Chaque année, à l’approche de Noël, l’oratorio « Le Messie » de Haendel continue de résonner dans le monde entier, des salles de concert aux terres saintes. Cette œuvre, née d’une période de doute pour le compositeur, est devenue un symbole de foi et d’espoir pour des générations.
À la fin de la trentaine, George Frideric Handel, d’origine allemande, s’était établi à Londres. Bien qu’il se considérait avant tout comme un compositeur d’opéra, le public anglais se détournait de ce genre musical. En 1741, Haendel, découragé, envisageait sérieusement de prendre sa retraite.
« À ce stade, on peut parler d’une véritable crise de carrière, explique Martin Wyatt, directeur adjoint du Handel House Museum à Londres. Il est fort possible qu’il ait songé à retourner en Allemagne. »
C’est alors que Charles Jennens, un érudit littéraire, lui soumit le livret du « Messie ». Jennens avait méticuleusement rassemblé des passages des Écritures, tirés de l’Ancien et du Nouveau Testament, qui prophétisaient la venue du Messie, la naissance de Jésus, sa mort et sa résurrection.

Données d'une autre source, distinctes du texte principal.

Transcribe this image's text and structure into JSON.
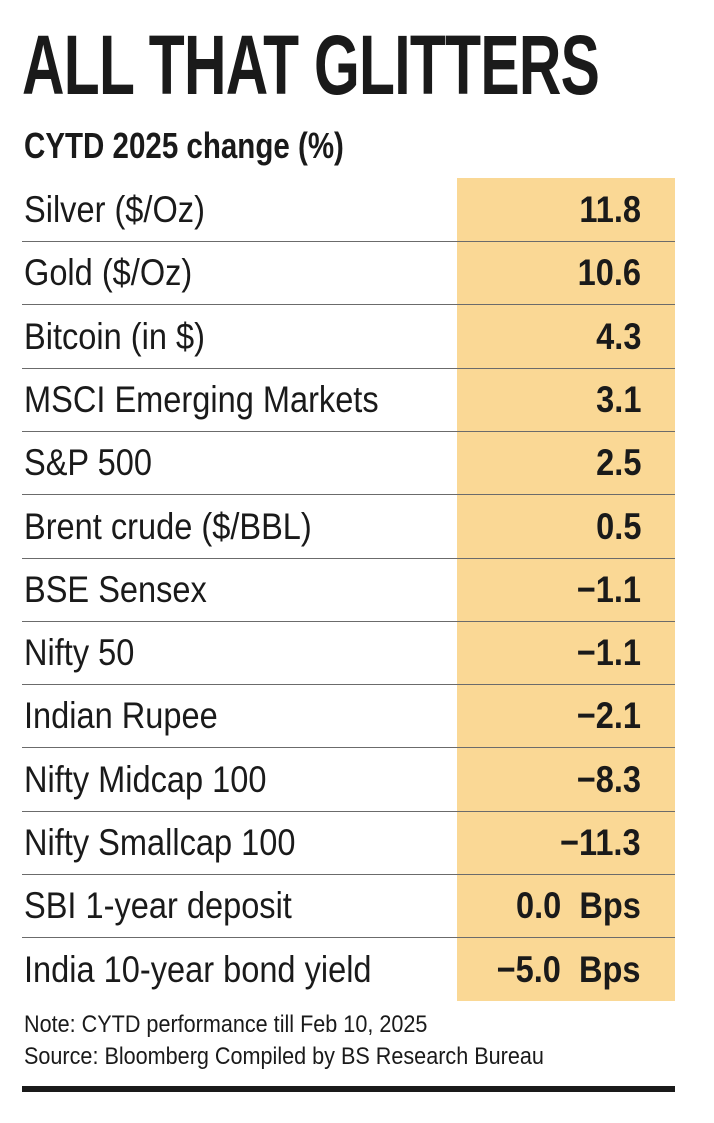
{
  "title": "ALL THAT GLITTERS",
  "subtitle": "CYTD 2025 change (%)",
  "table": {
    "rows": [
      [
        "Silver ($/Oz)",
        "11.8"
      ],
      [
        "Gold ($/Oz)",
        "10.6"
      ],
      [
        "Bitcoin (in $)",
        "4.3"
      ],
      [
        "MSCI Emerging Markets",
        "3.1"
      ],
      [
        "S&P 500",
        "2.5"
      ],
      [
        "Brent crude ($/BBL)",
        "0.5"
      ],
      [
        "BSE Sensex",
        "−1.1"
      ],
      [
        "Nifty 50",
        "−1.1"
      ],
      [
        "Indian Rupee",
        "−2.1"
      ],
      [
        "Nifty Midcap 100",
        "−8.3"
      ],
      [
        "Nifty Smallcap 100",
        "−11.3"
      ],
      [
        "SBI 1-year deposit",
        "0.0  Bps"
      ],
      [
        "India 10-year bond yield",
        "−5.0  Bps"
      ]
    ]
  },
  "notes": [
    "Note: CYTD performance till Feb 10, 2025",
    "Source: Bloomberg Compiled by BS Research Bureau"
  ]
}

« Le message chrétien véhiculé par l’œuvre répondait également à un intérêt croissant pour le déisme, un courant philosophique de l’époque », précise M. Wyatt. Les déistes, ne reconnaissant pas la divinité du Christ, étaient une cible indirecte de cette composition.
« Je crois que le « Messie » était pour Jennens une affaire profondément personnelle, une véritable mission », ajoute Ruth Smith, spécialiste de Charles Jennens. « Il a même écrit à un ami en lui confiant qu’il avait rassemblé ces textes pour Haendel, dans l’espoir qu’il y consacrerait toutes ses forces afin de composer son plus grand oratorio, car le sujet – le Messie – était, selon lui, le plus important qui soit. »

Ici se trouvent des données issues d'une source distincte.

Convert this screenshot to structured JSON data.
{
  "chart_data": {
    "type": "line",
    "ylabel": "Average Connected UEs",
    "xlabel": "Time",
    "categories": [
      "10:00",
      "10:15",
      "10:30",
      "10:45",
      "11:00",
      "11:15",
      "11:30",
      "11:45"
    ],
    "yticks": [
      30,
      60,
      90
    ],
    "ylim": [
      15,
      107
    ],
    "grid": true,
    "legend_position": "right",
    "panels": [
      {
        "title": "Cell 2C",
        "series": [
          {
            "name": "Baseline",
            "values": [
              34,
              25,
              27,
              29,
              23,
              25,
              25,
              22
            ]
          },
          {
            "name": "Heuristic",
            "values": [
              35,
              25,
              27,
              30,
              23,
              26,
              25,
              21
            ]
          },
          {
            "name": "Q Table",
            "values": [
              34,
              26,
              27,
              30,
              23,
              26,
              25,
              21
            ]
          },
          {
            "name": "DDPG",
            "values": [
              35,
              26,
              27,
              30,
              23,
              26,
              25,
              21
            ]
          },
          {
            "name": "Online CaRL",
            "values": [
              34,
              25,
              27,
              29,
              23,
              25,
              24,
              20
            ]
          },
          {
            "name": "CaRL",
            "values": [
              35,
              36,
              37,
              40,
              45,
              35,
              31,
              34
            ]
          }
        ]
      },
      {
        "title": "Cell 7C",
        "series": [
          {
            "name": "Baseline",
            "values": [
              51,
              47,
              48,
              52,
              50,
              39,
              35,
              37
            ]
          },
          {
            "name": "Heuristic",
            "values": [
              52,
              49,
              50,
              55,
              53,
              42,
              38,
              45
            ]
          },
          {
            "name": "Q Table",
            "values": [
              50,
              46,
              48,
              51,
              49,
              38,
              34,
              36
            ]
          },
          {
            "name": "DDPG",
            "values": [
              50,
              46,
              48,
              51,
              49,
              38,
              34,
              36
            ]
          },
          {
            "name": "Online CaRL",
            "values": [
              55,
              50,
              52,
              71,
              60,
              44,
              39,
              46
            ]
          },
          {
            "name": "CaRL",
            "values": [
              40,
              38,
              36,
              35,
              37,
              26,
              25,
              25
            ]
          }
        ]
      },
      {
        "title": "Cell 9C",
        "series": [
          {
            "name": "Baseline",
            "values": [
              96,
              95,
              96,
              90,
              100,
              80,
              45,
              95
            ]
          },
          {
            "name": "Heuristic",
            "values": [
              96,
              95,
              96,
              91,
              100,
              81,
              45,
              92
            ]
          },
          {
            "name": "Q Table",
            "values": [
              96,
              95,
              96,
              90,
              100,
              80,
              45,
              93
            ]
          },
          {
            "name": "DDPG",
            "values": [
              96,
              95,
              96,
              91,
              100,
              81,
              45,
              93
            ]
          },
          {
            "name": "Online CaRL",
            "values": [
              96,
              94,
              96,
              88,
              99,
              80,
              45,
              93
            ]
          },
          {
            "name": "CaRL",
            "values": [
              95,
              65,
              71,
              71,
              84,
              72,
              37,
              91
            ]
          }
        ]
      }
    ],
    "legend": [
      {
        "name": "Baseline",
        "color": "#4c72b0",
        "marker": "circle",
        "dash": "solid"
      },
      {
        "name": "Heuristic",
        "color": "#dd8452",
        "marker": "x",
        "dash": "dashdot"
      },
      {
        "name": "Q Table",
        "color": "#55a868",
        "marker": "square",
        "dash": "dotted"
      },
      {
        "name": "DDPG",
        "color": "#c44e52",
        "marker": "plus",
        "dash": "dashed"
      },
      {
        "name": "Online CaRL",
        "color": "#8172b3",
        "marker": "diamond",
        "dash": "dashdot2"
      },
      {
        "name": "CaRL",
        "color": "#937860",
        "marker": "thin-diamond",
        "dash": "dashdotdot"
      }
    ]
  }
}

On raconte que Haendel composa « Le Messie » en seulement 24 jours, une rapidité qui a conduit certains à évoquer une inspiration divine. Un musicologue a souligné le nombre étonnamment faible d’erreurs dans la partition de 259 pages, compte tenu de l’ampleur de l’œuvre.
Selon les témoignages, Haendel se serait cloîtré chez lui pendant ces trois semaines, et un ami venu lui rendre visite l’aurait trouvé en larmes, submergé par l’émotion. Après avoir achevé le célèbre chœur « Alléluia », il aurait déclaré : « J’ai cru voir tout le ciel devant moi, et Dieu lui-même. »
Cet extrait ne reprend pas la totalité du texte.